The following day after surgery, you will be instructed to remove your bandages and slip into your surgical support garment which will be both more comfort and aid in the proper healing. This should be worn for the first 3-4 weeks following surgery.
It is advisable to take at least a week off from work and you can return to exercise in about 2 -3 weeks.
No it is not advisable. After any surgery you will be under the influence of medications and so it is dangerous to drive home. If you do not have anyone to drive you home we would be happy to call a taxi.
Whilst it is true that when a Brachioplasty is performed by a qualified plastic surgeon the risks are small, nonetheless, specific complications with this procedure can and do occur.
As in any procedure the risk of significant infection is always possible. This is minimised by careful surgical technique and the preventative administration of antibiotics both at the time of surgery and after. However despite these measures mild infection is relatively common and can occur around the incision site, but usually subsides over a period of about 2 weeks.
Excess bleeding may also occur, which in rare circumstances may require readmission to remove any excess blood accumulation.

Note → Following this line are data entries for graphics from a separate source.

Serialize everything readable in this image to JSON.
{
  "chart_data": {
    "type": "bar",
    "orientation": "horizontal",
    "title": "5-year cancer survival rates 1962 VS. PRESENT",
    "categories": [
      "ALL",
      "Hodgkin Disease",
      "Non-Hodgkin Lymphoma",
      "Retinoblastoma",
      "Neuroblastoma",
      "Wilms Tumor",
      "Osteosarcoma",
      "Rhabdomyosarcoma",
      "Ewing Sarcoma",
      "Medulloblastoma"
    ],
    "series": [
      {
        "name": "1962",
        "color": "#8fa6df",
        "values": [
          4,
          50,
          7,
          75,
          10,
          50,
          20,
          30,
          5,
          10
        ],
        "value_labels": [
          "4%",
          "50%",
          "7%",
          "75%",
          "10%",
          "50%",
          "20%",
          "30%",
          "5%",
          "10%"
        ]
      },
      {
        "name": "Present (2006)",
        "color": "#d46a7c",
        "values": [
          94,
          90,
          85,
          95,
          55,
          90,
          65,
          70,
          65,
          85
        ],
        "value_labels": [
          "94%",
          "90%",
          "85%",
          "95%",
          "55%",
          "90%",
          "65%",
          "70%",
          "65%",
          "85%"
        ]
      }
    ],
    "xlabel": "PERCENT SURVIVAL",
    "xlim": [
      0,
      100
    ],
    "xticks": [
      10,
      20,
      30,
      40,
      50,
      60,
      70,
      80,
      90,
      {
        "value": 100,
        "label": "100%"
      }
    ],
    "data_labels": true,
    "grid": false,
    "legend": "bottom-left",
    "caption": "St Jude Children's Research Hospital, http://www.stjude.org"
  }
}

During the first 2 -3 weeks after surgery, some patients may experience a minor loss of wound adhesion at any point of the wound site. This is a temporary complication, which will require regular dressing changes initially. Eventually a scab develops over this, which subsequently separates after 3-4 weeks. However some distortion of the skin around the scar may ensue particularly if this has occurred over the hip region. Further revision surgery may be required if necessary.
After all operations there is usually some bruising and swelling. This lasts about two weeks but can continue for a month or more. Remember that the human body is asymmetrical and that even after surgery both sides of the body will look different. All surgery requires an incision and therefore will leave a scar. At the time of surgery the small nerves that supply feeling to the skin are damaged. This may cause changes in sensation including numbness. Although uncommon, bleeding and infection are risks and can be serious.
You will have some pain and discomfort after this surgery. However it is not considered a particularly painful procedure. The pain usually only lasts for a few days and of course you will be given appropriate pain killers to control this.
One per cent of all operations lead to major complications. Weigh up the pros and cons, it is for you to decide. This is a surgical procedure and as such potentially serious complications such as a blood clot or embolus or an unexpected response to drugs or anesthetics can occur. Beside the complications that can develop after any surgery, there are problems that are special for your surgery. These include: the scar is long and may be slow to heal, it is not unusual to have scabbing along the scar for several weeks, and fluid(either blood or serum) can collect under the skin flap.